Oyun, öğrenmenin yolunu açtığı gibi, o oyunda ‘nasıl daha iyi olurum’un arayışında olan çocuğa, gelişmenin, tekamül etmenin de şifrelerini vermeye, başka konularda da ‘nasıl daha iyi olurum’un yollarını öğretmeye başlar, zihin fonksiyonlarını geliştirir. (Oyundan kastım bilgisayar oyunları değil elbet)
Ayrıca oyun, hala bir çok yetişkinin bile, ölene dek sürdürdüğü, vazgeçilmez bir aktivitedir.
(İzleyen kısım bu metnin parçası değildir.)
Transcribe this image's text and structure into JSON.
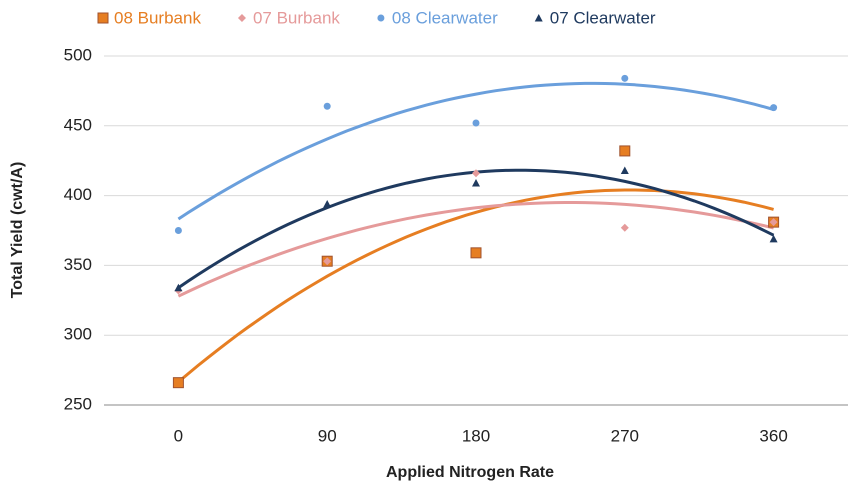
{
  "chart_data": {
    "type": "scatter",
    "x_label": "Applied Nitrogen Rate",
    "y_label": "Total Yield (cwt/A)",
    "x": [
      0,
      90,
      180,
      270,
      360
    ],
    "series": [
      {
        "name": "08 Burbank",
        "color": "#e67e22",
        "marker": "square",
        "values": [
          266,
          353,
          359,
          432,
          381
        ]
      },
      {
        "name": "07 Burbank",
        "color": "#e59a9a",
        "marker": "diamond",
        "values": [
          332,
          353,
          416,
          377,
          381
        ]
      },
      {
        "name": "08 Clearwater",
        "color": "#6a9fdc",
        "marker": "circle",
        "values": [
          375,
          464,
          452,
          484,
          463
        ]
      },
      {
        "name": "07 Clearwater",
        "color": "#1f3a5f",
        "marker": "triangle",
        "values": [
          334,
          394,
          409,
          418,
          369
        ]
      }
    ],
    "trendline": "polynomial-2",
    "xlim": [
      -45,
      405
    ],
    "xticks": [
      0,
      90,
      180,
      270,
      360
    ],
    "ylim": [
      250,
      500
    ],
    "yticks": [
      250,
      300,
      350,
      400,
      450,
      500
    ],
    "grid": true,
    "legend": "top"
  }
}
Çocukluğumla başlayan oyun aşkım, bütün sokak ve iskambil oyunlarını öğrendikten sonra, bilardo ve satranç ile zirveye çıktı. Satranç milli takımı oyuncularından Feridun Öney konservatuardaki en yakın arkadaşlarımdan biri olunca Taksim’deki Satranç Kulübüne gidip gelmeye, turnuvaları izlemeye ve satranç literatürünü, kitap ve dergilerden takip etmeye başlamıştım.
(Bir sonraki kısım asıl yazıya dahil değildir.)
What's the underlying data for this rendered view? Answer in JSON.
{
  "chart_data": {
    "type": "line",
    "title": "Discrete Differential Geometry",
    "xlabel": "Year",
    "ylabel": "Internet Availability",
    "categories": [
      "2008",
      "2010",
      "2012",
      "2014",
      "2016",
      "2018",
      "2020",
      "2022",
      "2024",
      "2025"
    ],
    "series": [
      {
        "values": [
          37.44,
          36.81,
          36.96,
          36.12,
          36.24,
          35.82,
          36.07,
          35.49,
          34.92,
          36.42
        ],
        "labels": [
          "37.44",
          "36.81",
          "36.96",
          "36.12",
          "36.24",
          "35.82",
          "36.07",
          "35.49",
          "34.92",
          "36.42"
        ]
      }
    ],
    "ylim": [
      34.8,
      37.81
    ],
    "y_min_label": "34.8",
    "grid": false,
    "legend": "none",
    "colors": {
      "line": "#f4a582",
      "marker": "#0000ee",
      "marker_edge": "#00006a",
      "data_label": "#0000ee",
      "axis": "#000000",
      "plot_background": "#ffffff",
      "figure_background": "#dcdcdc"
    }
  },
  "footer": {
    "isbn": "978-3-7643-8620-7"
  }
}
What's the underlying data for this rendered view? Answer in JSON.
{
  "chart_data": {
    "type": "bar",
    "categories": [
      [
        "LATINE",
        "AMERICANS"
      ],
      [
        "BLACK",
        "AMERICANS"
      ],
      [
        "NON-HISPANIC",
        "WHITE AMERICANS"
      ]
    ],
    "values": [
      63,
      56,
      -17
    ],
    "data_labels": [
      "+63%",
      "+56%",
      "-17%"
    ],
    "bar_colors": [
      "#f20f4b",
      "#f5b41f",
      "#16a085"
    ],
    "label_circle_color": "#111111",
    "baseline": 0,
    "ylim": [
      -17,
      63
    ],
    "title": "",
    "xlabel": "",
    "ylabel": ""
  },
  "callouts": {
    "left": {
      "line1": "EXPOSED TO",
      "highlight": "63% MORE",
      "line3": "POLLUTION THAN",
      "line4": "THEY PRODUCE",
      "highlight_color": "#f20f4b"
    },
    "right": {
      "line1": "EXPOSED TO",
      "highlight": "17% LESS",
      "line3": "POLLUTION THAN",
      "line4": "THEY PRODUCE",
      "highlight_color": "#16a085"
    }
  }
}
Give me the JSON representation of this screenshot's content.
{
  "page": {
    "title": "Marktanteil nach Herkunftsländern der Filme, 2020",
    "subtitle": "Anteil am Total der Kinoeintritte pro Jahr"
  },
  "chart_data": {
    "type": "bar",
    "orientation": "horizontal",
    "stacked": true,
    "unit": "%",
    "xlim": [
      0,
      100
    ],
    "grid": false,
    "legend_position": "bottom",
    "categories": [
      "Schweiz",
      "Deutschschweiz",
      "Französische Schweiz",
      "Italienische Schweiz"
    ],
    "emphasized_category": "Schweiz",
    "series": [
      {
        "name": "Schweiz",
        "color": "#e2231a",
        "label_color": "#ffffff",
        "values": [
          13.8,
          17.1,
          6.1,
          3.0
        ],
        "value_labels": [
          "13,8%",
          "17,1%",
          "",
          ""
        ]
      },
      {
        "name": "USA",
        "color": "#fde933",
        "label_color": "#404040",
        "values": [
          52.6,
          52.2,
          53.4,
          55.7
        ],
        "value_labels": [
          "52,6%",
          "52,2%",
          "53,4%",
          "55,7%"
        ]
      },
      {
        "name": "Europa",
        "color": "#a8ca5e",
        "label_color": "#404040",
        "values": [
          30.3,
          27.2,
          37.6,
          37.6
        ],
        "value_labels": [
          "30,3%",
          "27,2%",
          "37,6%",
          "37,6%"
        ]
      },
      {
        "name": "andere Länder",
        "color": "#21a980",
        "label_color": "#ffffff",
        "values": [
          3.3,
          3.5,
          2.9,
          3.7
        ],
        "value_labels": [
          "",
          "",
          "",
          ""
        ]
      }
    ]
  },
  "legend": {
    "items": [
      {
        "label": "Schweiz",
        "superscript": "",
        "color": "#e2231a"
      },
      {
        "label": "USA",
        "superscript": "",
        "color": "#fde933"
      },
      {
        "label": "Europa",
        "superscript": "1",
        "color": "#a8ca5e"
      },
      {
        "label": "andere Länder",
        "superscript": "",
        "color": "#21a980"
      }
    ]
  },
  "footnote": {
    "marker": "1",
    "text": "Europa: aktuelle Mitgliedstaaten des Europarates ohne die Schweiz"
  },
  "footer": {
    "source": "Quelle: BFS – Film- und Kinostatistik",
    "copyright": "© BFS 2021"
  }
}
Geceleri evde bağlama çalışmam, komşuları rahatsız etmemek için ‘mecburen’ bitince, satranç ustalarının oyunlarını, kitaplardan, tek başıma analiz etmeye çalışırdım. Hatta, rahmetli anneannem sabah namazı için kalkıp da, benim hala uyumadığımı görünce ‘bırak artık şu Satrangaç’ı deyip, beni okuldan önce bir kaç saat uyuyabilmem için uyarırdı.
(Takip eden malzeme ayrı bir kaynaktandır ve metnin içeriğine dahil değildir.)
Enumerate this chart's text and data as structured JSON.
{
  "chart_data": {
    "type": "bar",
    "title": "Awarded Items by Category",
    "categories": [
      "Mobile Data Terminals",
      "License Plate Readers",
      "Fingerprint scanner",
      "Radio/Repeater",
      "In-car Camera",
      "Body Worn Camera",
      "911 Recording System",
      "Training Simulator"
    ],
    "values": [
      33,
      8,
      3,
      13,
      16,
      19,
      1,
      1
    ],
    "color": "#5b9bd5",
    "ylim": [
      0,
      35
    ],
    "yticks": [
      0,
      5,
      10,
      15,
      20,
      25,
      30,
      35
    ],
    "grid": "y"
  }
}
Merhum Aziz Nesin, yıllar önce, küçük oğlunu da alıp Moskova’yı ziyaret ettiğinde, bir parkta insanları,o parka ait sabit masalarda satranç oynarken izlemiş, ve ‘Niye benim ülkemde insanlar kahvede tavla veya pişti oynamak yerine, böyle açık havada, zeka geliştiren bir sporla uğraşmıyorlar’ diye hayli üzülmüş. Üstad iyi biliyordu ki, Rusların bizden daha iyi yaptığı tek şey,’satranç oynamak’ değildi.
Ayrıca, bir-iki şampiyon dışında bütün satranç şampiyonlarının, Rusya’dan çıkması da ‘bir tesadüf’ değildi.
Konservatuardaki müzik tahsilimin, bilardo ve satranç ile birleştiği o yıllar, benim en üretken ve aktif yıllarımdı. Şimdi dönüp baktığımda, 24 saat bütün bunlara nasıl yetmiş hayret ediyorum. Sanki oyun, sanıldığı gibi bir zaman israfı olması bir yana,’zamanı’ göreceli olarak daha verimli ve bereketli kılan, yaptığım her işi daha eğlenceli ve yaratıcı kılan bir ‘artı güç’ olmuştu benim için.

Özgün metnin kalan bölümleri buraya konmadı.